Der Kongress wurde erneut vom Institut für notfallmedizinische Bildung (INOB) veranstaltet, das gemeinsam mit den Kooperationspartnern Klinikum Nürnberg, Klinikum Fürth, Arbeitsgemeinschaft Notfallmedizin Fürth e. V. und Technologietransferzentrum Stein der Hochschule Ansbach den Kongress organisiert.
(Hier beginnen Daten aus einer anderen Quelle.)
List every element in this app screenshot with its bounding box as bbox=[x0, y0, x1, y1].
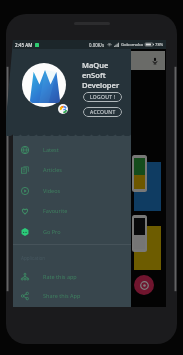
staticText: Articles bbox=[43, 166, 62, 173]
staticText: Share this App bbox=[43, 292, 81, 299]
staticText: Go Pro bbox=[43, 228, 61, 235]
staticText: 78% bbox=[155, 42, 164, 48]
button[interactable]: Go Pro bbox=[13, 222, 131, 241]
other: Voice search bbox=[151, 57, 159, 65]
staticText: 2:45 AM bbox=[15, 42, 33, 48]
button[interactable]: Videos bbox=[13, 181, 131, 200]
staticText: Developer bbox=[82, 80, 120, 90]
staticText: enSoft bbox=[82, 70, 106, 80]
staticText: MaQue bbox=[82, 60, 109, 70]
button[interactable]: Create bbox=[134, 275, 154, 295]
staticText: Latest bbox=[43, 146, 59, 153]
button[interactable]: Voice search bbox=[15, 51, 165, 70]
button[interactable]: ACCOUNT bbox=[83, 107, 122, 117]
staticText: Rate this app bbox=[43, 273, 77, 280]
staticText: ACCOUNT bbox=[90, 109, 116, 116]
button[interactable] bbox=[134, 162, 161, 211]
staticText: LOGOUT ! bbox=[90, 94, 116, 101]
staticText: Gobomoko bbox=[121, 42, 143, 48]
staticText: 0.00K/s bbox=[89, 42, 105, 48]
staticText: Videos bbox=[43, 187, 61, 194]
button[interactable] bbox=[134, 226, 161, 270]
button[interactable]: Rate this app bbox=[13, 267, 131, 286]
staticText: Application bbox=[21, 255, 46, 261]
button[interactable]: Latest bbox=[13, 140, 131, 159]
button[interactable]: Share this App bbox=[13, 286, 131, 305]
button[interactable]: LOGOUT ! bbox=[83, 92, 122, 102]
button[interactable]: Favourite bbox=[13, 201, 131, 220]
button[interactable]: Articles bbox=[13, 160, 131, 179]
staticText: Favourite bbox=[43, 207, 68, 214]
Prof. Dr. Achim Jockwig, der Vorstandsvorsitzende des Klinikums Nürnberg, begrüßte die Kongressteilnehmer. Die diesjährigen Schwerpunktthemen waren u.a. die Notfallreform, Intensivpflege, Traumanetzwerke, Notfallmedizin am Sektorenübergang, Neugeborenen- und Kindernotfälle, Schockraum, Infektiologie, Kommunikation oder die Nutzung von Künstlicher Intelligenz.
Dr. Arnim Geise, der als bereichsleitender Oberarzt Intensivmedizin am Klinikum Nürnberg die Veranstaltung mitorganisierte, freute sich über den großen Zuspruch: „In mehr als 60 Vorträgen und Workshops stellen hochkarätige Experten neueste Erkenntnisse vor und geben Einblick in hochrelevante Best-Practice Beispiele. Zentrale Bestandteile des FANI sind außerdem das Netzwerken und der interdisziplinäre Austausch. Dieses Gesamtpaket hat Teilnehmer und Referenten aus dem gesamten Bundesgebiet nach Nürnberg gelockt.“
Parallel zur Vortragsprogramm wurden praktische Workshops angeboten, in denen beispielsweise die Reanimation von Neugeborenen, Beatmung oder die Echokardiographie trainiert wurden. Außerdem fand eine Industrieausstellung statt.
Mitorganisator Prof. Dr. Harald Dormann, ärztlicher Direktor und Chefarzt der Zentralen Notaufnahme des Klinikums Fürth sowie wissenschaftlicher Direktor des INOB, betonte die Bedeutung des Frankenderbys: „Im Alltag bleibt oft zu wenig Zeit für Austausch und Diskussion – gerade klinikübergreifend. Daher sind Formate wie das FANI elementar wichtig, hier kommt man ins Gespräch, lernt voneinander und kommt in den Genuss des riesigen Erfahrungsschatzes, der hier versammelt ist. Davon profitieren nicht nur die Teilnehmer vor Ort, sondern v.a. auch unsere Patienten.“
Eine dritte Auflage des FANI ist bereits in Vorbereitung. Mit dem Bildungskongress Rettungsdienst am 16. & 17. März in der Stadthalle Fürth und der Tagung „WEEM – Women Empowerment in Emergency Medicine“ am 21. März in der Klinikum Fürth Akademie stehen im neuen Jahr zwei weitere Formate des INOB an.